La quema de Judas (lit. 'The burning of Judas') is a 1974 Venezuelan drama film directed by Román Chalbaud, adapting one of his plays. It was entered into the 9th Moscow International Film Festival. The film was a critical and commercial success and constituted a "rebound" in the career of the filmmaker.

==Cast==
- Miguel Ángel Landa (as Miguelángel Landa)
- Claudio Brook
- María Teresa Acosta
- Hilda Vera
- Arturo Calderón
- William Moreno
- Rafael Briceño
- Eladio Lares

== Production ==
The play the film adapts "used an actual murder in one of the poorer barrios of Caracas to construct his plot leading to this dramatic people's celebration."

The film was noted for featuring the political jail of El Helicoide in its background, "directly connecting the huge abandoned structure with the city's social miseries."

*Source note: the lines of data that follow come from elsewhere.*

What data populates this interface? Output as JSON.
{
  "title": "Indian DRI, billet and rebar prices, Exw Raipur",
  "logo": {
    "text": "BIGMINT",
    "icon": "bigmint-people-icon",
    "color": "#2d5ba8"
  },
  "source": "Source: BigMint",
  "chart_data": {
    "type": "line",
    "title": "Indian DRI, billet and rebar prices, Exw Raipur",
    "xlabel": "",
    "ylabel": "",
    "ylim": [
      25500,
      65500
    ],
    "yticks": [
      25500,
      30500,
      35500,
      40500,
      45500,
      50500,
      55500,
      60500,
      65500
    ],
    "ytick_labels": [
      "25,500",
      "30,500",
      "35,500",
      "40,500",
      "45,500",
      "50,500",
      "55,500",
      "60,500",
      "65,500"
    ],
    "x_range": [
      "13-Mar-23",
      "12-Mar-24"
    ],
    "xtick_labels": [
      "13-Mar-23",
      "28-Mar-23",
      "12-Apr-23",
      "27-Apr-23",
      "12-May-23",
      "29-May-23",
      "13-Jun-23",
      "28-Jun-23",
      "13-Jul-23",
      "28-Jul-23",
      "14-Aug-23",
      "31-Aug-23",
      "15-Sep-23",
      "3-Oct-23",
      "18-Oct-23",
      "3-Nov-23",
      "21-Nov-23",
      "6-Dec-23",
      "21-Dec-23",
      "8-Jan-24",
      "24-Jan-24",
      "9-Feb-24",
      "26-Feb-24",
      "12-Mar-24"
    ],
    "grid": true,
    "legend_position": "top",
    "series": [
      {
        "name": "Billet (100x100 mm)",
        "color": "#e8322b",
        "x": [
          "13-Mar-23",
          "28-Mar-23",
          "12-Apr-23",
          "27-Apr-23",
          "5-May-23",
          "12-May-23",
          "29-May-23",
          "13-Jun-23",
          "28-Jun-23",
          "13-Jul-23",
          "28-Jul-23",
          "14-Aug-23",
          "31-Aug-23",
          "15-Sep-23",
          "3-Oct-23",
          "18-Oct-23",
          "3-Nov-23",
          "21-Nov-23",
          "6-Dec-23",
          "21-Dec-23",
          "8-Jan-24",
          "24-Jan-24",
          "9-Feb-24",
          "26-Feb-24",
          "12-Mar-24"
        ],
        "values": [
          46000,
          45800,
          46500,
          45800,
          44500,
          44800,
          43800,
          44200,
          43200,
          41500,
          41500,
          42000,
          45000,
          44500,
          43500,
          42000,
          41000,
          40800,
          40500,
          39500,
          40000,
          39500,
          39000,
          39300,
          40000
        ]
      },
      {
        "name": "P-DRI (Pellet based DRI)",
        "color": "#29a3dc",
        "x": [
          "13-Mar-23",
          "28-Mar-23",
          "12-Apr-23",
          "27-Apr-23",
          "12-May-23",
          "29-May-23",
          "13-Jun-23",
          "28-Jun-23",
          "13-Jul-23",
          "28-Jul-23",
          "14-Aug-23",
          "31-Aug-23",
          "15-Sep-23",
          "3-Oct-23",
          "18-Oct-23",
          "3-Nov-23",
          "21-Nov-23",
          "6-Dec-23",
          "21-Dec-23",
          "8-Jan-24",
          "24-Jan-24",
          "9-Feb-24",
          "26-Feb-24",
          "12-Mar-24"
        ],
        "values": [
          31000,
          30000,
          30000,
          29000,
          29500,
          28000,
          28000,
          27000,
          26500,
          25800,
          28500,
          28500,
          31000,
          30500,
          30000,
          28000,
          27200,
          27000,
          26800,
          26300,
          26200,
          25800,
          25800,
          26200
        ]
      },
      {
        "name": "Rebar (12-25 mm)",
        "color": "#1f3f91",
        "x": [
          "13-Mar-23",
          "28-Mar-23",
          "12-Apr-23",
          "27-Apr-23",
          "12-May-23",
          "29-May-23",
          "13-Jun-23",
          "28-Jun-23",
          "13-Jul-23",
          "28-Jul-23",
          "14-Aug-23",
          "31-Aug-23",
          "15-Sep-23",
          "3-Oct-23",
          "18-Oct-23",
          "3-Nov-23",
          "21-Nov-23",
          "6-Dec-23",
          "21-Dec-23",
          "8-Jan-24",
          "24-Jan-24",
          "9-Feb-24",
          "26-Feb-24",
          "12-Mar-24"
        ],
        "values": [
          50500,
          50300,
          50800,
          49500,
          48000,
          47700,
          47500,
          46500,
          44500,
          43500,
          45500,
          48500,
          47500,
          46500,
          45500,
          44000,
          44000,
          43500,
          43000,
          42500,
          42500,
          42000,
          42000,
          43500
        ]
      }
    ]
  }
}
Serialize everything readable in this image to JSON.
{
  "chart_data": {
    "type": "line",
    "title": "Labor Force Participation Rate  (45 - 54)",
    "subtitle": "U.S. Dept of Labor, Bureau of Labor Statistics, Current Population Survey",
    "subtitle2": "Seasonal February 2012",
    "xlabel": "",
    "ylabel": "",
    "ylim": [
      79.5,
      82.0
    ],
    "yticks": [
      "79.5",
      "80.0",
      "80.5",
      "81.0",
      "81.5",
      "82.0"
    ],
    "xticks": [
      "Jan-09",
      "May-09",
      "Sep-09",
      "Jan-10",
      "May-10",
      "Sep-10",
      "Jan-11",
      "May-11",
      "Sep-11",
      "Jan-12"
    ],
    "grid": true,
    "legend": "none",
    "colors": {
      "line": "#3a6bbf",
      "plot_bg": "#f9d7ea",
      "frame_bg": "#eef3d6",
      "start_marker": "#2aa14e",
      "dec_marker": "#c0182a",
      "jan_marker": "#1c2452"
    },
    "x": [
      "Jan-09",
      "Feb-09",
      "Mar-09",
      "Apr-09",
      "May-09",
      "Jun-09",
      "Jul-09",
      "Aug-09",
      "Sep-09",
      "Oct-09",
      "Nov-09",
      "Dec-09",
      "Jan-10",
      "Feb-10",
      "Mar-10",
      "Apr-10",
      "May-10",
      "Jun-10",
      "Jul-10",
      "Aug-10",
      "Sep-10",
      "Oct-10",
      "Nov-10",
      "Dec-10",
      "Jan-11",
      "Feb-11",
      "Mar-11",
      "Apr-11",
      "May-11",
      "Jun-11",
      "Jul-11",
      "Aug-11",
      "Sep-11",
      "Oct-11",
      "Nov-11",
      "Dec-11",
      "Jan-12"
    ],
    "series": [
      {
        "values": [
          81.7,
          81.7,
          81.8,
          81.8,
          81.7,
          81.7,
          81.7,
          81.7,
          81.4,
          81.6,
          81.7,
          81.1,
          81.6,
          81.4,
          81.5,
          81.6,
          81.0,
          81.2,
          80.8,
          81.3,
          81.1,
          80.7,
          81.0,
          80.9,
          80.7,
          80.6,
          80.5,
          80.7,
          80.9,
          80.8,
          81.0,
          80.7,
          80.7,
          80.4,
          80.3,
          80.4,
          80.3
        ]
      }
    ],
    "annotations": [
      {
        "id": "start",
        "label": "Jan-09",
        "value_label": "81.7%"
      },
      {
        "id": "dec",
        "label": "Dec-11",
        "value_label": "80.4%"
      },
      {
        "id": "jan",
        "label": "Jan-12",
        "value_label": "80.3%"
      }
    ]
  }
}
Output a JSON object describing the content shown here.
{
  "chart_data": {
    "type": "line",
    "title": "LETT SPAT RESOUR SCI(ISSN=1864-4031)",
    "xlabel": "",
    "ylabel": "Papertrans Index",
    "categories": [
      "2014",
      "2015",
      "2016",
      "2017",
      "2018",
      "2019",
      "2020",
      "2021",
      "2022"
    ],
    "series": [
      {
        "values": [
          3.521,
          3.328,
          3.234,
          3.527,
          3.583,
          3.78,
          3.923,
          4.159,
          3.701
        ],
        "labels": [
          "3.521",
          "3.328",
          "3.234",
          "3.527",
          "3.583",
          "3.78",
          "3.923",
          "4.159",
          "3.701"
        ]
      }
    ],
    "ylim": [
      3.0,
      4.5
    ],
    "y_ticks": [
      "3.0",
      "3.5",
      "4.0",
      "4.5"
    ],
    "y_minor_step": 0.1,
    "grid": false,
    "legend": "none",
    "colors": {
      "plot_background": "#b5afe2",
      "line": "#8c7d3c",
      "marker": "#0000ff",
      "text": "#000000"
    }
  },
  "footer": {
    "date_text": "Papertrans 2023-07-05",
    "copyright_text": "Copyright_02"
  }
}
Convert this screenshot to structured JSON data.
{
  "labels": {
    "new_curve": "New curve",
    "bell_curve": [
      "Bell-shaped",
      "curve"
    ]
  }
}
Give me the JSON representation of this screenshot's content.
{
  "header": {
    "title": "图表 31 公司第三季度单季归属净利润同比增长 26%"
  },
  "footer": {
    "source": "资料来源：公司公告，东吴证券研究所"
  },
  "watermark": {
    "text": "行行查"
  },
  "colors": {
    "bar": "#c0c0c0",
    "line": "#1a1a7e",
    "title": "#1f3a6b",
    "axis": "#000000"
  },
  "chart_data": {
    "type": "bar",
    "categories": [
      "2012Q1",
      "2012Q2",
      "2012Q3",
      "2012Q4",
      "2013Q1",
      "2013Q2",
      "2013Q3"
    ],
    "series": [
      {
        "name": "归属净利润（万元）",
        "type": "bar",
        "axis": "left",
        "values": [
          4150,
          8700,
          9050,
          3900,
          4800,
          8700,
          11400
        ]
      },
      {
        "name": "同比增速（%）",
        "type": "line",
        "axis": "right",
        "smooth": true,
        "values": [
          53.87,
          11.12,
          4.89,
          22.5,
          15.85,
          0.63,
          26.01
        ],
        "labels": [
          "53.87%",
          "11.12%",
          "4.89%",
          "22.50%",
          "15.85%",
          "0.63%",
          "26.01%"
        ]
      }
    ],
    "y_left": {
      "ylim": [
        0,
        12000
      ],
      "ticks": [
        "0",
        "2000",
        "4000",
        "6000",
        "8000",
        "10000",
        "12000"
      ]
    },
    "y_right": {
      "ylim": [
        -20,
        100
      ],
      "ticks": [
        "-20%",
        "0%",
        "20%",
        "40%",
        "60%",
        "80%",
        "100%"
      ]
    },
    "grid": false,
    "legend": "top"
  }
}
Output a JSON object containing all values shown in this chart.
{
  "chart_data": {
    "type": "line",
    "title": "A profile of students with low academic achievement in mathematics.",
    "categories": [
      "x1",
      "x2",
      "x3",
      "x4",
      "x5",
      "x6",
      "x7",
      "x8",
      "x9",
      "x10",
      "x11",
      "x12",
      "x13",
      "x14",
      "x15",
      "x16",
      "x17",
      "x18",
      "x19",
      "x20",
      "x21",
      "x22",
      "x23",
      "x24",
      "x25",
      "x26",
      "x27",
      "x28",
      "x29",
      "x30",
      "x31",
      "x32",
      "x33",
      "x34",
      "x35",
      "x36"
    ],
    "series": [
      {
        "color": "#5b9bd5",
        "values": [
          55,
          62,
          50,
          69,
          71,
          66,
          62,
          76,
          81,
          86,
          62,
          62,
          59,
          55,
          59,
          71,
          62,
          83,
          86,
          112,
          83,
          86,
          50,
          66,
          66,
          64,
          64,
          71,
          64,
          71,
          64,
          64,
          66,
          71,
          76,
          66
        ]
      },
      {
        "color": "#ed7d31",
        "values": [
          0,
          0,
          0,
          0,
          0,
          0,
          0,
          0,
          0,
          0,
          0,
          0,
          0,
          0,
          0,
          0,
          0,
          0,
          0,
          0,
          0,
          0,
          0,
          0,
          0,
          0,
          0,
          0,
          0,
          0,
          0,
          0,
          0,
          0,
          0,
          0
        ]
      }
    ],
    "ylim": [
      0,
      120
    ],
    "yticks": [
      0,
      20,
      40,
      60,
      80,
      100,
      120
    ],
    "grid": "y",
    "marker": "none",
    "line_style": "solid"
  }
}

== Reception and themes ==
Ann Marie Stock noted the film's "biting humour" and its "truly cinematic dramaturgy", qualities that were lacking in the director precedent and first film effort, Adolescence of Cain.

The film "focuses on the daily struggles of the marginalised sectors" of Caracas.

== Legacy ==
The film, a considerable commercial success, was "heralded by many critics as signalling a new era in Venezuelan cinema".